Distance parcourue pour les 4 actes 130 Kms
Temps passé pour la chasse, pour le traitement photo, pour les commentaires et le pos 19h00
Acte 1 :
20h30
Depuis le hameau de Avéjan, dans le nord du Gard, je visualise des bourgeonnements, et me rend à Cauviac, petit village lointain de six kilomètres seulement.
Les lueurs sont visibles, mais très loin vers le nord.



22h
Les lueurs sont maintenant plus visibles, toujours vers le nord. Je me décide donc de me rendre à Barjac. Village frontalier avec le département de l’Ardèche. Je ne trouve pas de point d’observation m’offrant une visibilité correcte. Pas évident de trouver dans la nuit.
J’arrive maintenant à Vagnas, dans l’Ardèche. Une chaîne montagneuse intercalée entre l’orage et moi, empêche toute visibilité sur les éclairs.
Je continue ma route.
Vallon pont d’Arc, a 18 de kilomètres de mon point de départ. Mais bêtement je fonce tête baissée dans l’orage.
Les éclairs sont de partout, enfin les lueurs car je ne les distingue pas, car je suis prit dans un rideau de grêle. Devant, tout est blanc. Les véhicules devant moi stoppent au milieu de la route, feu de détresses allumées.
Impossible de continuer, les bords de la route ne sont plus visibles, et ce n’est plus une route, mais un déversoir à grêle.

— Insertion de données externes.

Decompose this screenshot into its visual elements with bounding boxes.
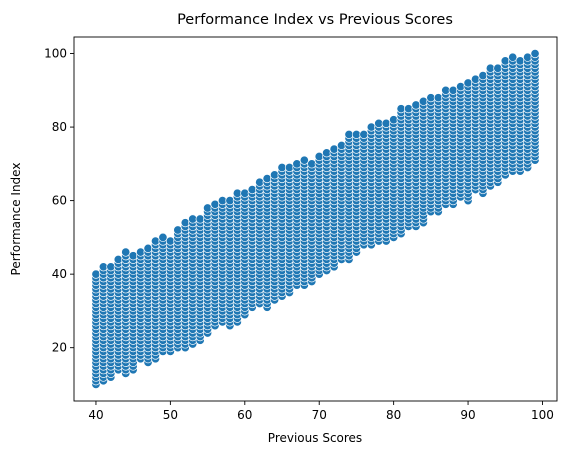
- x-axis-label: Previous Scores: [268, 431, 362, 445]
- x-tick-label: 100: [531, 408, 554, 422]
- y-tick-label: 40: [52, 267, 67, 281]
- y-tick-label: 100: [44, 47, 67, 61]
- y-axis: 20 40 60 80 100: [44, 47, 74, 355]
- x-tick-label: 60: [237, 408, 252, 422]
- data-point: [121, 247, 131, 257]
- points-layer: [91, 48, 540, 389]
- plot-frame: [73, 36, 558, 402]
- x-tick-label: 80: [386, 408, 401, 422]
- data-point: [158, 232, 168, 242]
- data-point: [299, 155, 309, 165]
- x-tick-label: 70: [312, 408, 327, 422]
- x-tick-label: 40: [88, 408, 103, 422]
- y-tick-label: 60: [52, 194, 67, 208]
- x-tick-label: 50: [163, 408, 178, 422]
- y-axis-label: Performance Index: [9, 163, 23, 276]
- x-axis: 40 50 60 70 80 90 100: [88, 401, 554, 422]
- chart-title: Performance Index vs Previous Scores: [177, 12, 453, 28]
- y-tick-label: 80: [52, 120, 67, 134]
- data-point: [508, 52, 518, 62]
- x-tick-label: 90: [460, 408, 475, 422]
- y-tick-label: 20: [52, 341, 67, 355]
- data-point: [530, 48, 540, 59]
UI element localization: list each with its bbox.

Nous resterons 10 minutes bloqués, j’essaie quelques prises de vue avec le support de tableau de bord, rien à faire. La voiture est secouée dans tout les sens. Un peu d’eau rentre dans le véhicule au niveau des pédales.
C’est les pieds légèrement humide, que je repars.
Vitesse : 20 kilomètres à l’heure. Il pleut beaucoup, mais plus de grêle maintenant. Les routes ne sont plus couleur « bitume », mais entièrement recouvertes de feuilles. Je circule à petite vitesse sur un tapis vert. Ce tapis vert est interrompu par moment par des coulées de boues, venues des chemins perpendiculaires à la route.
23h34
Je me retrouve à nouveau à Vagnas. Toujours pas de point de vue trouvé. Je m’installe avec regrets aux abords d’un rond point, à l’entrée de ce village. Toute composition de prise de vue est impossible.
J’installe l’a.p.n. sur le support du tableau de bords car il pleut toujours.
Je réussis quelques prises.









Les éclairs sont maintenant visibles derrière moi. Je déplace le véhicule, et me retrouve face au rond point. Appareil en pause de 30 secondes, je glisse un carton noir devant le zoom, quand un véhicule se retrouve dans le champ de l’objectif.



0h04
L’orage est loin, je décide de rentrer, la gorges serrée, car franchement, vu l’activité électrique rencontrée et le nombre de clichés sans grande qualité. J’ai les boules.